Porque esta Camboya, la que dista sólo unos pocos kilómetros de Phnom Penh, vive en un continuo ‘flashback’, un encuentro con el pasado más lúgubre, con esa España que para mi generación quedó medio siglo atrás. Entonces, como aquí ahora, la gente sólo se preocupaba por llevarse algo caliente a la boca, y cosas tan elementales como propiciar una educación a los hijos era un lujo sólo al alcance de una selecta minoría. Aun así, y tímidamente, Camboya está experimentando su propia revolución de los 60. Los jóvenes defienden un estilo de vida diferente al que tienen y tuvieron que aceptar sus padres y abuelos. Los que pueden, e incluso los que no, visten a la moda, salen con quien quieren (incluso de su mismo sexo, algo impensable hace años) y se recogen a altas horas de la madrugada. Atrás quedó el trabajo sacrificado en los campos y la sumisión a un sistema del que todos recelan aunque no luchen por cambiarlo.

Pese a todo, siguen siendo la gran esperanza del país, fundamentalmente porque son mayoría, ya que el 40% de la población es menor de 16 años. En sus manos está que la corrupta clase política los tenga en cuenta, que los escuche y valore sus propuestas. Principalmente las de aquellos chicos que, en el ámbito rural, compaginan sus estudios con el sudor de los arados y la humedad de los arrozales.

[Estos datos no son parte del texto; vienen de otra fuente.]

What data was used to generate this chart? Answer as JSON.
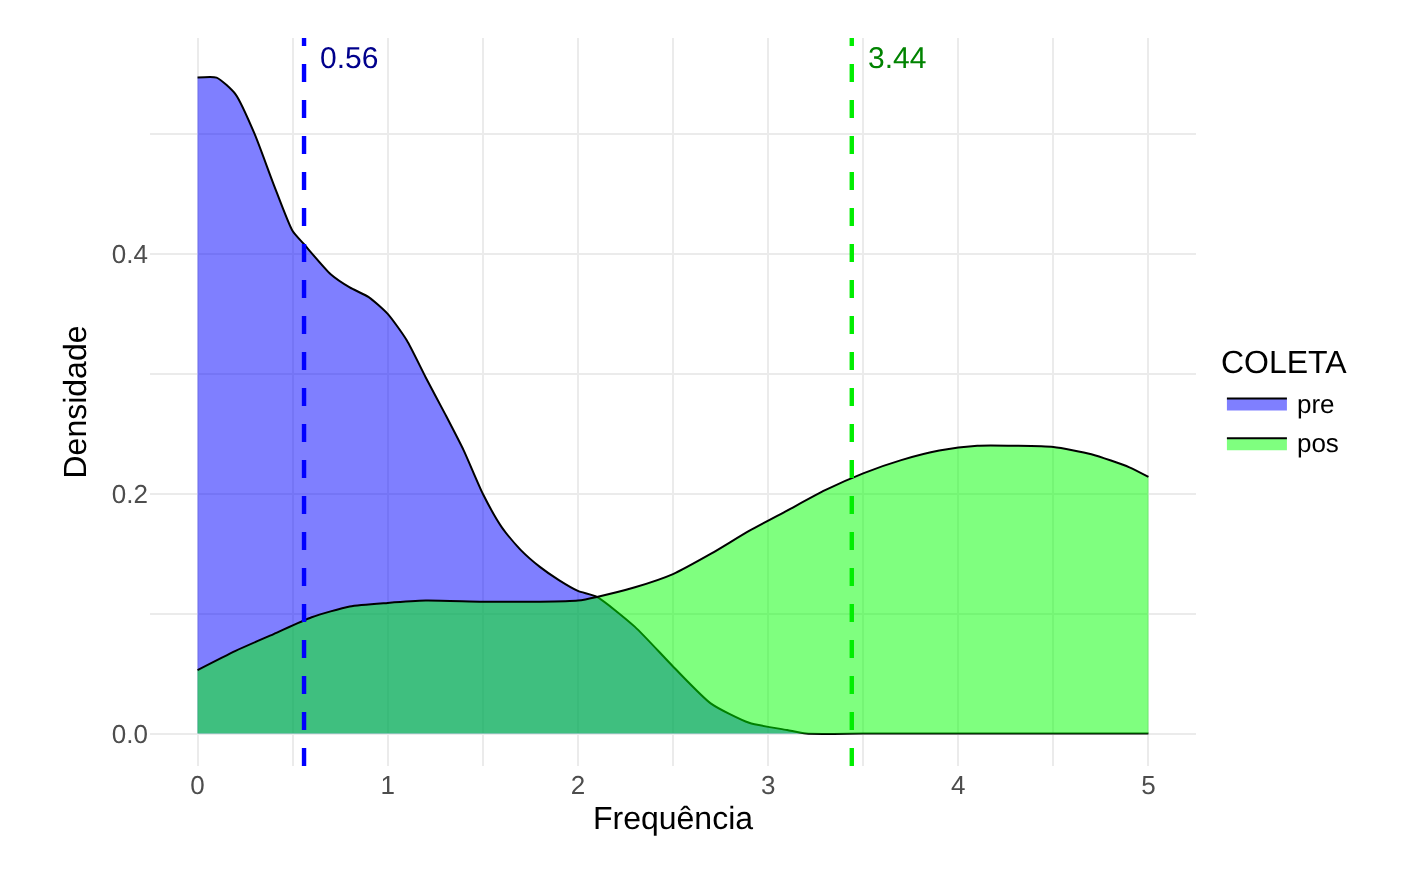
{
  "chart_data": {
    "type": "area",
    "xlabel": "Frequência",
    "ylabel": "Densidade",
    "legend_title": "COLETA",
    "xlim": [
      -0.25,
      5.25
    ],
    "xticks": [
      0,
      {
        "value": 0.5,
        "label": null
      },
      1,
      {
        "value": 1.5,
        "label": null
      },
      2,
      {
        "value": 2.5,
        "label": null
      },
      3,
      {
        "value": 3.5,
        "label": null
      },
      4,
      {
        "value": 4.5,
        "label": null
      },
      5
    ],
    "ylim": [
      -0.027,
      0.58
    ],
    "yticks": [
      {
        "value": 0,
        "label": "0.0"
      },
      {
        "value": 0.1,
        "label": null
      },
      0.2,
      {
        "value": 0.3,
        "label": null
      },
      0.4,
      {
        "value": 0.5,
        "label": null
      }
    ],
    "grid": true,
    "legend": "right",
    "line_style": "solid",
    "marker": "none",
    "series": [
      {
        "name": "pre",
        "color": "#7f7fff",
        "x": [
          0,
          0.1,
          0.2,
          0.3,
          0.4,
          0.5,
          0.56,
          0.7,
          0.8,
          0.9,
          1.0,
          1.1,
          1.2,
          1.3,
          1.4,
          1.5,
          1.6,
          1.7,
          1.8,
          1.9,
          2.0,
          2.1,
          2.3,
          2.5,
          2.7,
          2.9,
          3.1,
          3.2,
          3.5,
          4,
          4.5,
          5
        ],
        "values": [
          0.547,
          0.547,
          0.533,
          0.5,
          0.458,
          0.419,
          0.408,
          0.383,
          0.372,
          0.364,
          0.35,
          0.328,
          0.297,
          0.267,
          0.236,
          0.2,
          0.172,
          0.153,
          0.139,
          0.128,
          0.119,
          0.114,
          0.089,
          0.056,
          0.025,
          0.009,
          0.003,
          0,
          0,
          0,
          0,
          0
        ]
      },
      {
        "name": "pos",
        "color": "#7fff7f",
        "x": [
          0,
          0.2,
          0.4,
          0.6,
          0.8,
          1.0,
          1.2,
          1.5,
          1.8,
          2.0,
          2.1,
          2.3,
          2.5,
          2.7,
          2.9,
          3.1,
          3.3,
          3.5,
          3.7,
          3.9,
          4.1,
          4.3,
          4.5,
          4.7,
          4.9,
          5
        ],
        "values": [
          0.053,
          0.069,
          0.083,
          0.097,
          0.106,
          0.109,
          0.111,
          0.11,
          0.11,
          0.111,
          0.114,
          0.122,
          0.133,
          0.15,
          0.169,
          0.186,
          0.203,
          0.217,
          0.228,
          0.236,
          0.24,
          0.24,
          0.239,
          0.233,
          0.222,
          0.214
        ]
      }
    ],
    "ref_lines": [
      {
        "axis": "x",
        "value": 0.56,
        "label": "0.56",
        "color": "#0000ff",
        "line_style": "dashed"
      },
      {
        "axis": "x",
        "value": 3.44,
        "label": "3.44",
        "color": "#00ee00",
        "line_style": "dashed"
      }
    ]
  }
}
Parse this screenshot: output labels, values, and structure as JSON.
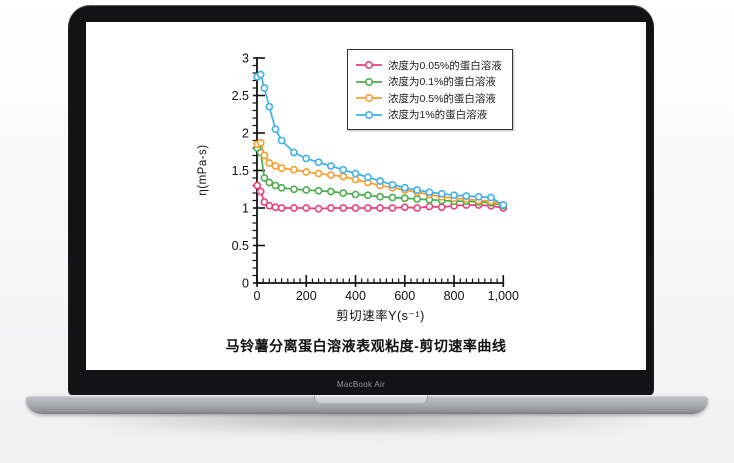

Sea como fuere, vale la pena escapar por unos días del caos de la capital, del frenesí de sus avenidas, de la pomposidad de sus hoteles y restaurantes de lujo. Es casi una obligación montarte en un autobús durante siete horas para recorrer sólo 100 kilómetros; atravesar baches y fango tras una descarga del monzón; contemplar el imponente Mekong a su paso por Kratie, Kompong Cham y Stung Treng; sumergirse en palmeras de azúcar, históricas pagodas y pintorescas ruinas en Mondulkiri y Ratanakiri. Es necesario abrir el corazón a un pueblo castigado que nunca perdió su sonrisa. Es maravilloso poder descubrir que Camboya sigue viva gracias a sus provincias.